Espero que, diante dessa constatação, o sr. Fedeli não se apegue ao subterfúgio de que essa sua definição de gnose foi apenas uma tentativa informal e provisória – pois isto implicaria reivindicar, para um texto publicado e referendado pelo autor, o privilégio da interpretação figurada e liberal, que ele jamais concede às minhas palavras nem mesmo quando proferidas oralmente, de improviso, e transcritas sem minha correção.

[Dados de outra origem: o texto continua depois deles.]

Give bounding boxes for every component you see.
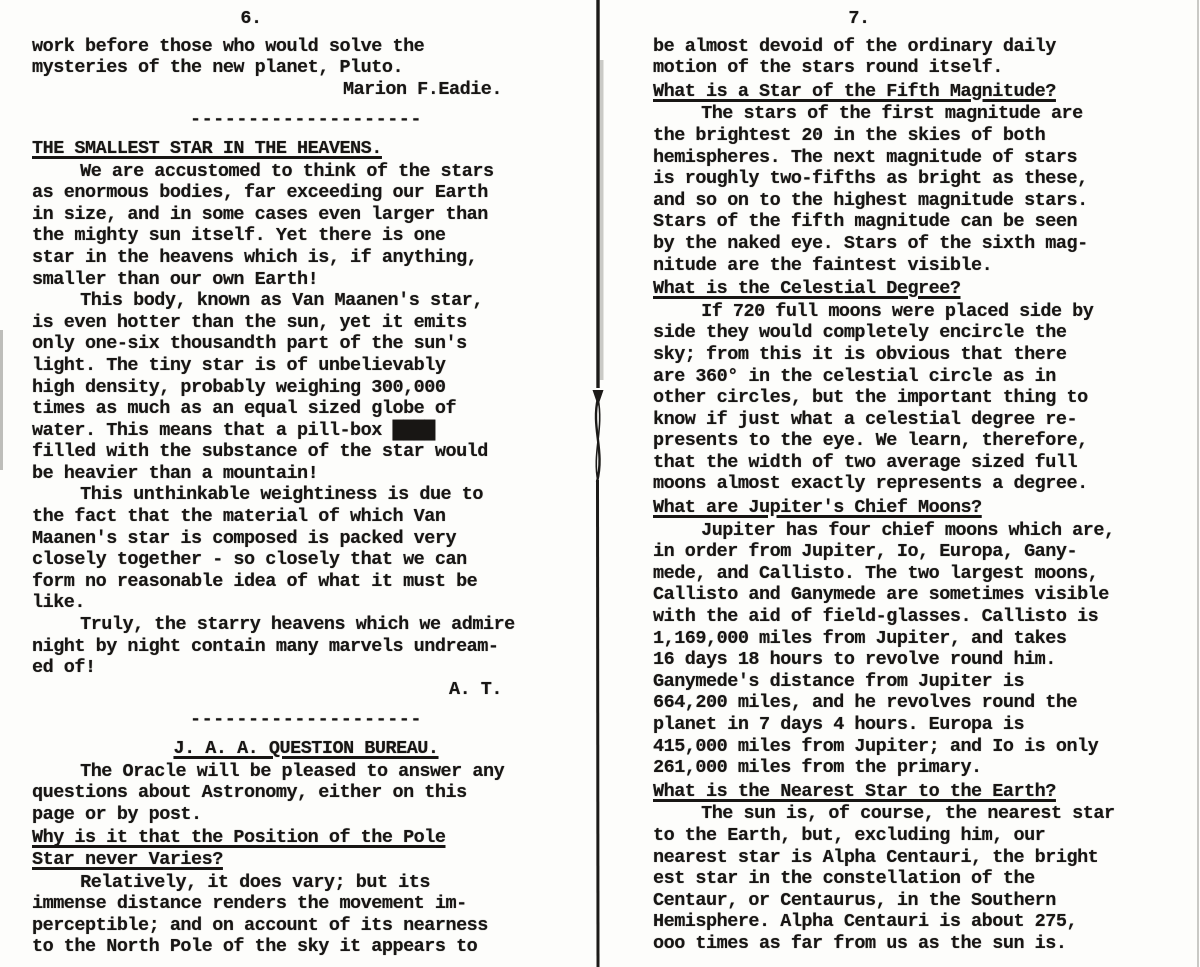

Essa duplicidade de critérios trairia de imediato a mais completa desonestidade, agravada ainda pelo fato de que o referido texto, sendo o único que na sua homepage é consagrado ex professo à explicitação de um conceito capital na sua obra escrita, assume nela portanto uma importância igualmente capital.

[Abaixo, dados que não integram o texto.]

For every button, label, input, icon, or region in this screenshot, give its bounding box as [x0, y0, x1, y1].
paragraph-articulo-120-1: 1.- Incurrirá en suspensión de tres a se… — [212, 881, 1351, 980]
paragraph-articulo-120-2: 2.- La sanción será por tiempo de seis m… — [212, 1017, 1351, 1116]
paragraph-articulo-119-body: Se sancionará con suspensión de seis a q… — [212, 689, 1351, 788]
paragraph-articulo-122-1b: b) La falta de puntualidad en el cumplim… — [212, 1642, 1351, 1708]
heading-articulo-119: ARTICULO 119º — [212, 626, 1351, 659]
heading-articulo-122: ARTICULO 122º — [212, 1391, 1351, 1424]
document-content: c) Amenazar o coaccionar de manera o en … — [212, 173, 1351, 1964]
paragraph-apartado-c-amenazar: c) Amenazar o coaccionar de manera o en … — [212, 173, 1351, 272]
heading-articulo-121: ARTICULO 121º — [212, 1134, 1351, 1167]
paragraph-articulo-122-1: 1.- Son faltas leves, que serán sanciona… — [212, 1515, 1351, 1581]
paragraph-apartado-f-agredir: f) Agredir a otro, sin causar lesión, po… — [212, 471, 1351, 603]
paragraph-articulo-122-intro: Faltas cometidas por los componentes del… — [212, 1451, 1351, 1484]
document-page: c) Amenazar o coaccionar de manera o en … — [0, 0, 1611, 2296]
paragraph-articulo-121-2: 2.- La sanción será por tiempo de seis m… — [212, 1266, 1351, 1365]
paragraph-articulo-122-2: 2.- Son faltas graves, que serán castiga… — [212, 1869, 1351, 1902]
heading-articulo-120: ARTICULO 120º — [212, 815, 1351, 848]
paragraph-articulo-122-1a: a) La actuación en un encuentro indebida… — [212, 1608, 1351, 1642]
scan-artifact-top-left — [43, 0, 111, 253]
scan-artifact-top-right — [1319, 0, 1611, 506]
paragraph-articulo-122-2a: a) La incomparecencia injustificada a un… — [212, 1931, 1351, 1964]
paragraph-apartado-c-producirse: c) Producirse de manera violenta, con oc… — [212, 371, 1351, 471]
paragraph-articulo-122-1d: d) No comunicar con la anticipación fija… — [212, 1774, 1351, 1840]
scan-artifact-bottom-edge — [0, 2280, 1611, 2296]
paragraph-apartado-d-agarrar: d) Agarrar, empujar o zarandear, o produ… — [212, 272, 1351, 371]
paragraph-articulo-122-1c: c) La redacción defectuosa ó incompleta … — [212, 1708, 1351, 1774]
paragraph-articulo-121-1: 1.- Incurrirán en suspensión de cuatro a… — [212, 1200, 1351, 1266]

É evidente que a confusão do sr. Fedeli não tem de ser explicada necessariamente, em primeira instância, como fruto da malícia. O detalhe mais pitoresco – ou mais trágico – da sua fantasia é que, buscando definir a gnose pela sua contradição constitutiva, ele acaba por emitir, não a definição de uma contradição, mas uma definição autocontraditória. Qualquer principiante de lógica percebe a diferença entre o enunciado de uma contradição e um enunciado que se contradiz a si mesmo. Mas a contradição que o sr. Fedeli vislumbrou no seu objeto acabou por se apossar do próprio instrumental lógico com que ele tentava captá-la, e no fim as névoas da gnose encobriram o próprio olhar que buscava esclarecê-las. O sr. Fedeli é bem mais gnóstico do que jamais poderia imaginar.

Esse caso ilustra o triste destino do estudioso que, armado de um instrumental intelectual precário, se aventura a atacar um assunto superior à suas forças. A forma mentis do sr. Fedeli é inteiramente moldada e limitada pelos dois únicos elementos que a compõem: a extensa leitura dos textos doutrinais católicos e as técnicas de pesquisa historiográfica que aprendeu na USP. Faltam-lhe por completo a habilidade filosófica para a penetração teorética dos conceitos e a agudeza semântica para distinguir os sentidos das palavras conforme o contexto e o momento. Sua incompreensão do que lê raia freqüentemente a estupidez, como se vê na freqüência com que ele incorre na confusão entre figuras de linguagem e conceitos formais e na alteração pura e simples do sentido das palavras (se bem que seu discípulo Felipe Coelho supere o mestre nesse ponto, ao interpretar “virtude salvífica da devoção intelectual” como “salvação pelo conhecimento”).  A prova de que essa confusão não é acidental, mas reflete uma sua incapacidade crônica, uma falha na sua formação intelectual e talvez até um escotoma na sua percepção geral do mundo, é que ele não a comete somente ao ler, mas também ao pensar, como se viu no presente caso, onde, imaginando elaborar um conceito, ele não produz senão símbolos e analogias.

A falta de sensibilidade para a diferença entre sentido reto e sentido oblíquo, portanto um literalismo mecânico e raso, é vício redibitório em qualquer estudioso cuja ocupação consista, basicamente, em interpretação de textos. Talvez por isso esse historiador raté tenha preferido dedicar-se, longe das sutilezas de um público mais culto, à carreira de líder de seita. Aí, numa atmosfera onde o temor reverencial, o fanatismo religioso e o constante sobressalto das ovelhas que se sentem rodeadas de lobos inclinam à atrofia geral do senso das nuanças da linguagem, o mestre está livre para repassar ao público as suas deficiências de compreensão, a sua desordem interior e a sua doença espiritual.